16. Insofar as charge-IV is concerned, the same is vague and general. Incidentally, while it has come on record that the petitioner had suffered certain allegations in the past, but the records also reflects that he was punished for the same. The disciplinary authority ought to have considered each and every incident independently in the facts and circumstances of the case. The explanation tendered by the petitioner for his absence was not at all considered by the authorities in its correct perspective before imposing the punishment. Equally so, the authorities had to connect the explanation tendered to the period of his absence instead of rushing to impose the maximum punishment upon him. None of the authorities even considered the possibility of imposing any of the minor punishments, which would be commensurate with his short period of absence. While nobody denies that the Competent Authority did have the power to punish a Constable under its jurisdiction, yet the exercise of the power had to be calibrated and measured.

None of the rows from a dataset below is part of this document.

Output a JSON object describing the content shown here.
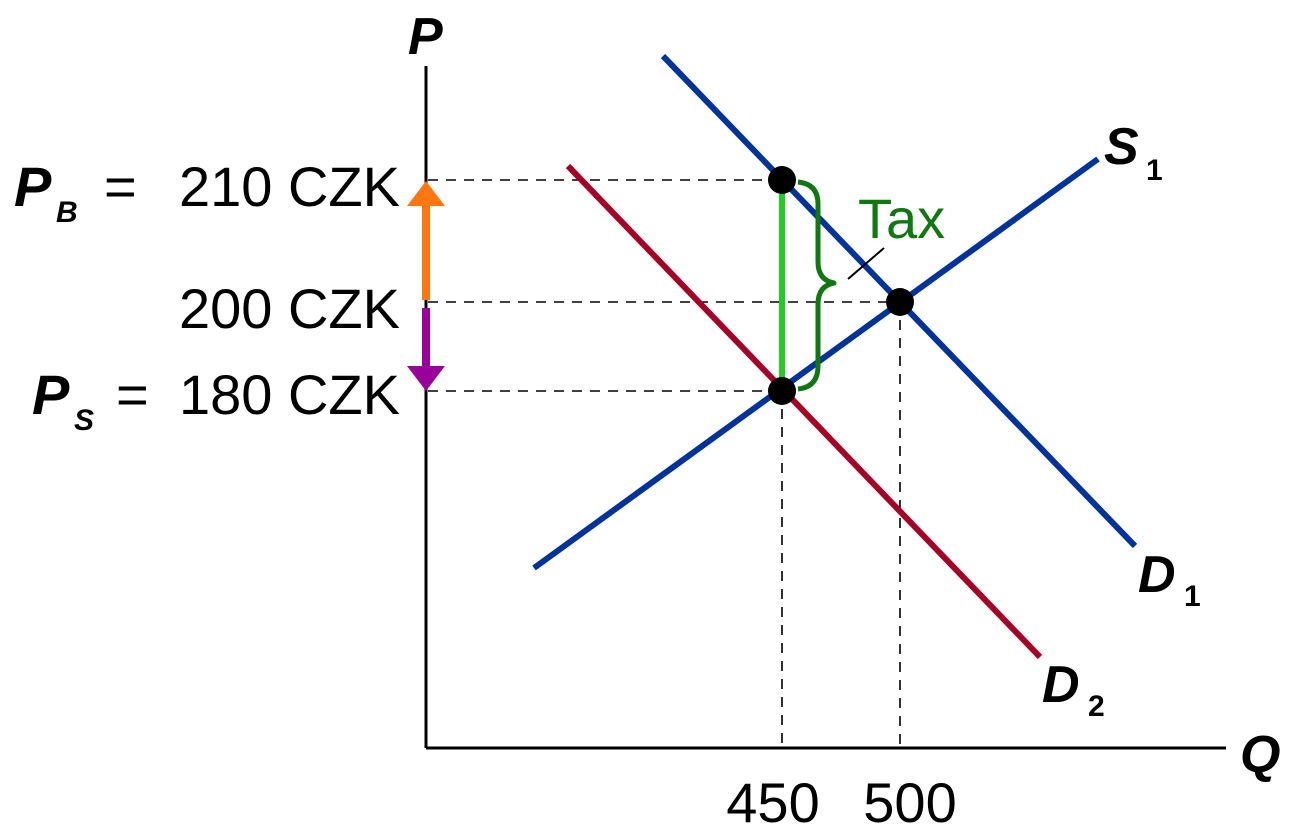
{
  "axes": {
    "y_label": "P",
    "x_label": "Q"
  },
  "price_labels": {
    "buyer_symbol": "P",
    "buyer_sub": "B",
    "buyer_eq": "=",
    "buyer_value": "210 CZK",
    "equilibrium_value": "200 CZK",
    "seller_symbol": "P",
    "seller_sub": "S",
    "seller_eq": "=",
    "seller_value": "180 CZK"
  },
  "quantity_labels": {
    "q_tax": "450",
    "q_eq": "500"
  },
  "curves": {
    "s1": {
      "main": "S",
      "sub": "1"
    },
    "d1": {
      "main": "D",
      "sub": "1"
    },
    "d2": {
      "main": "D",
      "sub": "2"
    }
  },
  "annotation": {
    "tax": "Tax"
  },
  "colors": {
    "supply_demand_blue": "#003399",
    "d2_red": "#A50026",
    "tax_bar": "#22CC22",
    "tax_brace": "#117711",
    "buyer_arrow": "#FF7711",
    "seller_arrow": "#990099",
    "black": "#000000"
  }
}
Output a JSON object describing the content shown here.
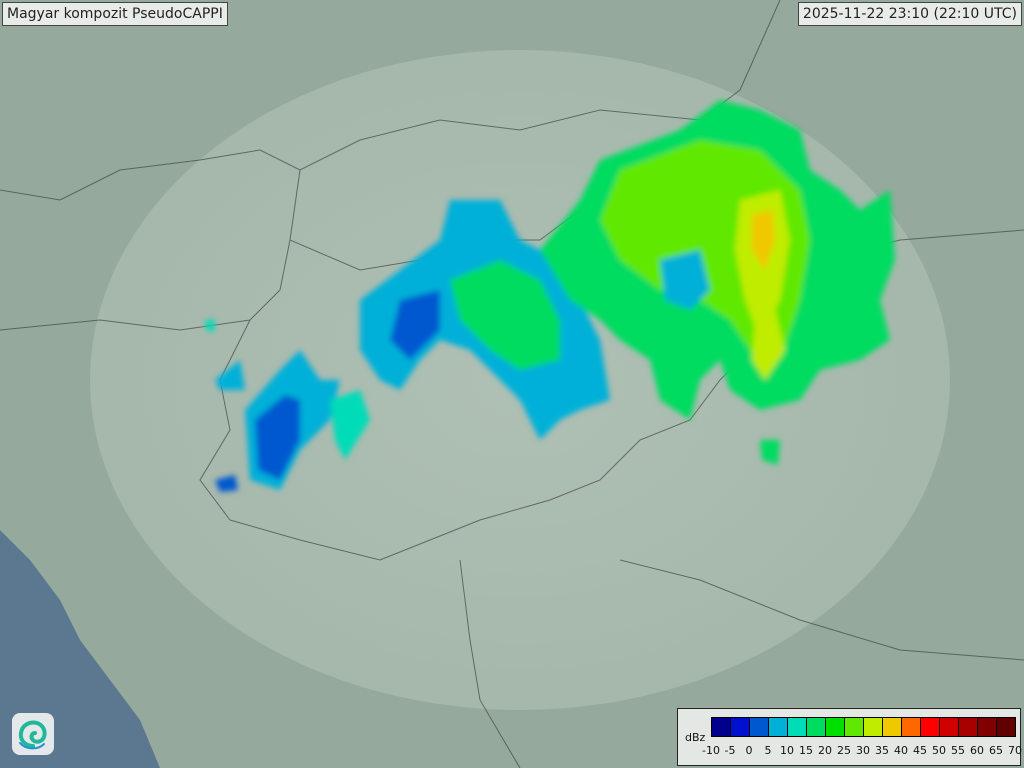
{
  "header": {
    "title": "Magyar kompozit  PseudoCAPPI",
    "timestamp": "2025-11-22 23:10 (22:10 UTC)"
  },
  "logo": {
    "icon": "swirl-logo-icon",
    "colors": [
      "#1fb89a",
      "#2a8fd0"
    ]
  },
  "map": {
    "land_color": "#98ad9f",
    "radar_coverage_color": "#c8d6cc",
    "sea_color": "#5c7890"
  },
  "legend": {
    "unit": "dBz",
    "ticks": [
      "-10",
      "-5",
      "0",
      "5",
      "10",
      "15",
      "20",
      "25",
      "30",
      "35",
      "40",
      "45",
      "50",
      "55",
      "60",
      "65",
      "70"
    ],
    "colors": [
      "#00008c",
      "#0010d0",
      "#0058d0",
      "#00b0d8",
      "#00dcb8",
      "#00dc60",
      "#00e000",
      "#60e800",
      "#c0ec00",
      "#f0c800",
      "#ff6800",
      "#ff0000",
      "#d00000",
      "#a80000",
      "#800000",
      "#600000"
    ]
  }
}
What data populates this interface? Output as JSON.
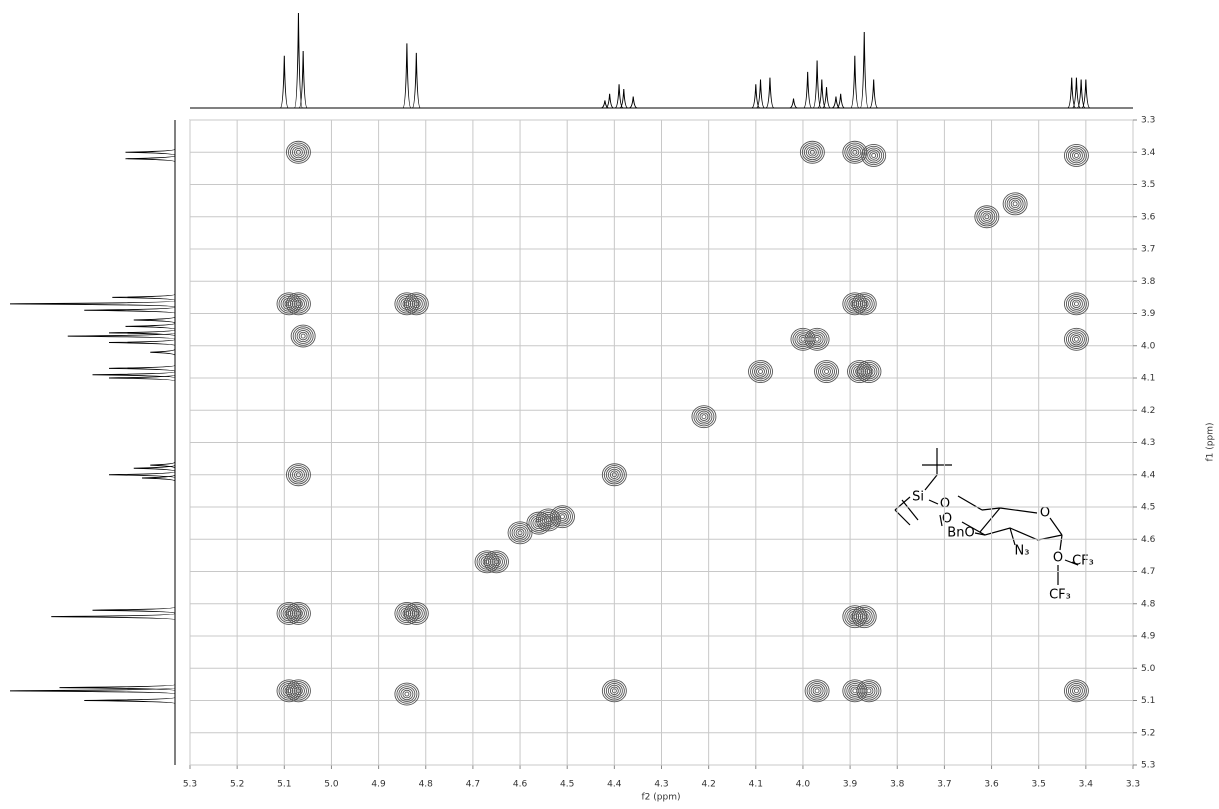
{
  "chart_data": {
    "type": "contour",
    "x_label": "f2 (ppm)",
    "y_label": "f1 (ppm)",
    "xlim": [
      5.3,
      3.3
    ],
    "ylim": [
      3.3,
      5.3
    ],
    "xticks": [
      5.3,
      5.2,
      5.1,
      {
        "value": 5,
        "label": "5.0"
      },
      4.9,
      4.8,
      4.7,
      4.6,
      4.5,
      4.4,
      4.3,
      4.2,
      4.1,
      {
        "value": 4,
        "label": "4.0"
      },
      3.9,
      3.8,
      3.7,
      3.6,
      3.5,
      3.4,
      3.3
    ],
    "yticks": [
      3.3,
      3.4,
      3.5,
      3.6,
      3.7,
      3.8,
      3.9,
      {
        "value": 4,
        "label": "4.0"
      },
      4.1,
      4.2,
      4.3,
      4.4,
      4.5,
      4.6,
      4.7,
      4.8,
      4.9,
      {
        "value": 5,
        "label": "5.0"
      },
      5.1,
      5.2,
      5.3
    ],
    "grid": true,
    "color": "#555555",
    "x": [
      3.42,
      3.61,
      3.55,
      3.87,
      3.89,
      3.97,
      4.0,
      4.09,
      4.21,
      4.4,
      4.54,
      4.56,
      4.6,
      4.51,
      4.67,
      4.65,
      4.84,
      4.82,
      5.07,
      5.09,
      5.07,
      3.98,
      3.89,
      3.85,
      5.09,
      5.07,
      4.84,
      4.82,
      3.42,
      3.42,
      5.06,
      3.88,
      3.95,
      3.86,
      5.07,
      5.09,
      5.07,
      4.84,
      4.4,
      3.89,
      3.86,
      3.97,
      3.42,
      3.87,
      3.89
    ],
    "y": [
      3.41,
      3.6,
      3.56,
      3.87,
      3.87,
      3.98,
      3.98,
      4.08,
      4.22,
      4.4,
      4.54,
      4.55,
      4.58,
      4.53,
      4.67,
      4.67,
      4.83,
      4.83,
      3.4,
      4.83,
      4.4,
      3.4,
      3.4,
      3.41,
      3.87,
      3.87,
      3.87,
      3.87,
      3.87,
      3.98,
      3.97,
      4.08,
      4.08,
      4.08,
      5.07,
      5.07,
      4.83,
      5.08,
      5.07,
      5.07,
      5.07,
      5.07,
      5.07,
      4.84,
      4.84
    ],
    "top_projection": {
      "positions": [
        5.1,
        5.07,
        5.06,
        4.84,
        4.82,
        4.42,
        4.41,
        4.39,
        4.38,
        4.36,
        4.1,
        4.09,
        4.07,
        4.02,
        3.99,
        3.97,
        3.96,
        3.95,
        3.93,
        3.92,
        3.89,
        3.87,
        3.85,
        3.43,
        3.42,
        3.41,
        3.4
      ],
      "heights": [
        55,
        100,
        60,
        68,
        58,
        8,
        15,
        25,
        20,
        12,
        25,
        30,
        32,
        10,
        38,
        50,
        30,
        22,
        12,
        15,
        55,
        80,
        30,
        32,
        32,
        30,
        30
      ]
    },
    "left_projection": {
      "positions": [
        3.4,
        3.42,
        3.85,
        3.87,
        3.89,
        3.92,
        3.94,
        3.96,
        3.97,
        3.99,
        4.02,
        4.07,
        4.09,
        4.1,
        4.37,
        4.38,
        4.4,
        4.41,
        4.82,
        4.84,
        5.06,
        5.07,
        5.1
      ],
      "heights": [
        30,
        30,
        38,
        100,
        55,
        25,
        30,
        40,
        65,
        40,
        15,
        40,
        50,
        40,
        15,
        25,
        40,
        20,
        50,
        75,
        70,
        100,
        55
      ]
    }
  },
  "structure": {
    "labels": [
      "Si",
      "O",
      "O",
      "BnO",
      "O",
      "N₃",
      "O",
      "CF₃",
      "CF₃"
    ]
  }
}
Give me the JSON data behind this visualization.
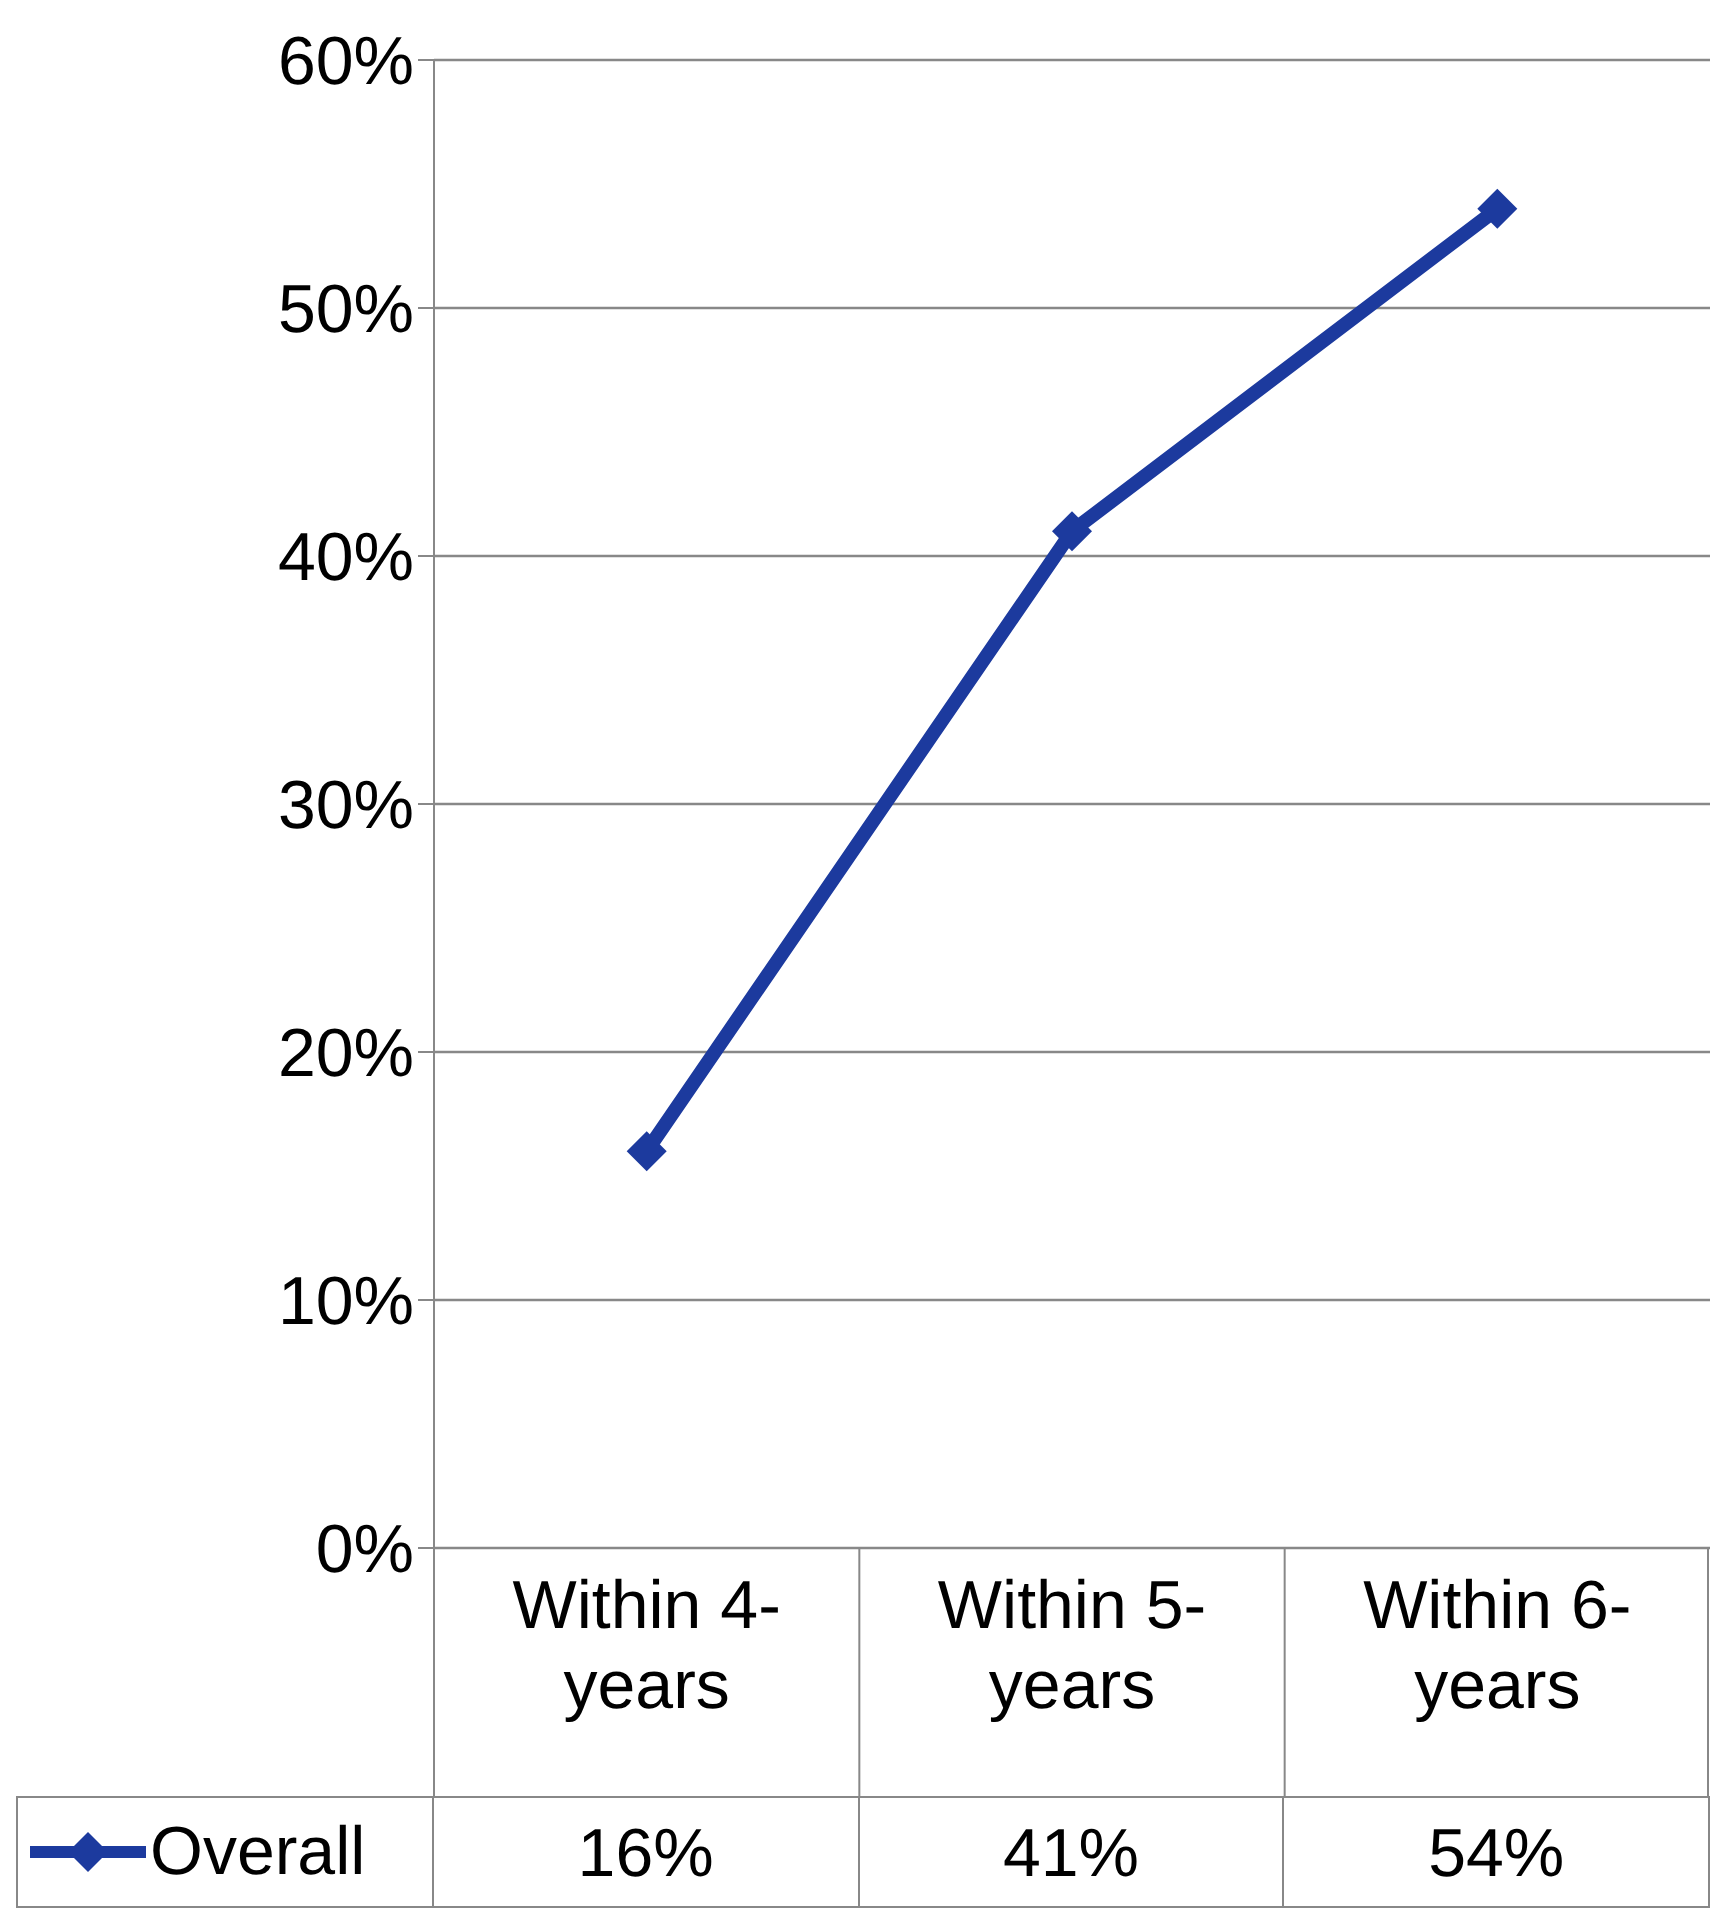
{
  "chart_data": {
    "type": "line",
    "categories": [
      "Within 4-years",
      "Within 5-years",
      "Within 6-years"
    ],
    "series": [
      {
        "name": "Overall",
        "color": "#1c3a9e",
        "values": [
          16,
          41,
          54
        ],
        "value_labels": [
          "16%",
          "41%",
          "54%"
        ]
      }
    ],
    "ylim": [
      0,
      60
    ],
    "yticks": [
      {
        "value": 0,
        "label": "0%"
      },
      {
        "value": 10,
        "label": "10%"
      },
      {
        "value": 20,
        "label": "20%"
      },
      {
        "value": 30,
        "label": "30%"
      },
      {
        "value": 40,
        "label": "40%"
      },
      {
        "value": 50,
        "label": "50%"
      },
      {
        "value": 60,
        "label": "60%"
      }
    ],
    "grid": "y",
    "legend": "bottom left",
    "marker": "diamond",
    "line_style": "solid"
  }
}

Every misconduct may not justify dismissal in the name of discipline at the cost of not only a member of the Force but with a heavier cost on his family. 17. Having considered the matter in its entirety, I am of the opinion that the punishment imposed is totally disproportionate to the charges levelled against the petitioner and thus the order of dismissal in the facts and circumstances of the case cannot be upheld at all. 18. For the reasons mentioned above, the order impugned dated 09.12.2003 and as upheld subsequently in appeal are set aside. It shall be open to the respondents to consider imposing any of the minor punishments as prescribed in terms of the Central Reserve Police Force Act, 1949. The petitioner is directed to be reinstated. The petitioner shall be entitled to all consequential benefits. 19. Disposed of accordingly.